Chest radiograph 1 day after birth of a boy who, after 29 weeks and 3 days of gestational age, developed respiratory distress:
The radiograph shows signs of respiratory distress syndrome (RDS) in the form of generalized fine granular opacities that create air bronchograms. The thorax is bell-shaped due to decreased lung volume.

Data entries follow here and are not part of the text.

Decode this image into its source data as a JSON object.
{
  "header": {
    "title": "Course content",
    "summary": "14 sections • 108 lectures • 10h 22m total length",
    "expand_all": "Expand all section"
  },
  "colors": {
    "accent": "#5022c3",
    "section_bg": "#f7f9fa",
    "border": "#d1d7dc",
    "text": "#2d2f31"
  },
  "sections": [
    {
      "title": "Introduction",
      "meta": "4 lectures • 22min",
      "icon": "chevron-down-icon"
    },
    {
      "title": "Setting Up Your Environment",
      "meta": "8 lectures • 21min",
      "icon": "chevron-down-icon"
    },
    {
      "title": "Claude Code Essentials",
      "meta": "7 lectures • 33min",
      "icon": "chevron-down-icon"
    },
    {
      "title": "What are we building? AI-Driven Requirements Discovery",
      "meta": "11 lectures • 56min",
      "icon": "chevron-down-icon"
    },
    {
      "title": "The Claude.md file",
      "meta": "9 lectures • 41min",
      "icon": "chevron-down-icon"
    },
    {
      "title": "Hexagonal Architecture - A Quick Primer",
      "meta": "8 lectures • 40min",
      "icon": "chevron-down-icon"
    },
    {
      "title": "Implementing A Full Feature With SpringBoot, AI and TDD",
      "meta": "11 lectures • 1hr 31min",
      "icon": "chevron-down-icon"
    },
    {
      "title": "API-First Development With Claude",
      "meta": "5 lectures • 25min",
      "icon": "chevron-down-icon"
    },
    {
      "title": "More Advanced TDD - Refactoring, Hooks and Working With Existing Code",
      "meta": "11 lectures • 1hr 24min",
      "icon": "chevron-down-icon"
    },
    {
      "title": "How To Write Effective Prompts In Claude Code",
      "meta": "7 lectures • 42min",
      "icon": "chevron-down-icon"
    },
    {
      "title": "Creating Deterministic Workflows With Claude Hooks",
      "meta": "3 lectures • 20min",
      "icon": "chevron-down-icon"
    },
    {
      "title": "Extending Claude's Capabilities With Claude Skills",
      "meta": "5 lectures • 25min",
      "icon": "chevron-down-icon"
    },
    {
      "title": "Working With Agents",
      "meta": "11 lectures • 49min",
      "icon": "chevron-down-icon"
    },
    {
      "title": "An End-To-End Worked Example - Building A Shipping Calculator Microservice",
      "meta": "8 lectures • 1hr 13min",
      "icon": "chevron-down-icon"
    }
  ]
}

Image: “X-ray of infant respiratory distress syndrome (IRDS)” by Mikael Häggström. License: CC0 1.0

Management

Prevention of neonatal RDS

  • As RDS is a disease of prematurity, the most effective preventive method is to avoid preterm delivery, when possible.
  • Determine fetal lung maturity (via amniotic fluid) for threatened preterm birth:
    • Phosphatidylglycerol levels
    • Lecithin/sphingomyelin levels:
      • Level > 2 (by 35 weeks) indicates low risk for RDS.
      • Time consuming
    • Lamellar body counts:
      • Measures surfactant production
      • ≥ 50,000 consistent with maturity
  • If an early delivery cannot be avoided, treatment includes: 
    • Antenatal corticosteroid therapy:
      • Enhances surfactant synthesis and release
      • Accelerates lung maturity
      • Indicated for preterm delivery
    • Exogenous surfactant replacement therapy:
      • Beneficial to preterm infants born < 30 weeks gestation
      • Provides support until endogenous production begins
      • Administration within 30–60 minutes of life provides the most benefit.
      • Administered via endotracheal or less-invasive route (i.e., aerosolized)

Respiratory management

  • Resuscitation and evaluation in the delivery room focuses on airway, breathing, and circulation (ABCs).
  • Respiratory support especially for babies under 28 weeks gestational age
  • The goal is for effective ventilation and oxygenation in the least invasive manner possible:
    • Keep PaO2 at 50–80 mm Hg:
      • To maintain tissue oxygenation
      • To avoid the risk of oxygen toxicity
    • Should maintain pH at > 7.25
  • Interventions:
    • Nasal continuous positive airway pressure (nCPAP):
      • Considered an alternative to endotracheal intubation or mechanical ventilation, if possible
      • CPAP (pressure of 5 cm H2O, and increase to 6–8 cm H2O as indicated)
    • Endotracheal intubation and assisted mechanical ventilation for respiratory failure:
      • PaO2 < 50 mm Hg despite 100% oxygen or FiO₂ requirement on CPAP ≥ 0.40
      • PCO2 > 60 mm Hg
      • pH < 7.20
    • High-frequency oscillatory ventilation (HFOV) may be considered in severe cases or to reduce ventilator-associated lung injury.
Newborn premature infant on CPAP

Respiratory distress syndrome: newborn premature infant (on continuous positive airway pressure)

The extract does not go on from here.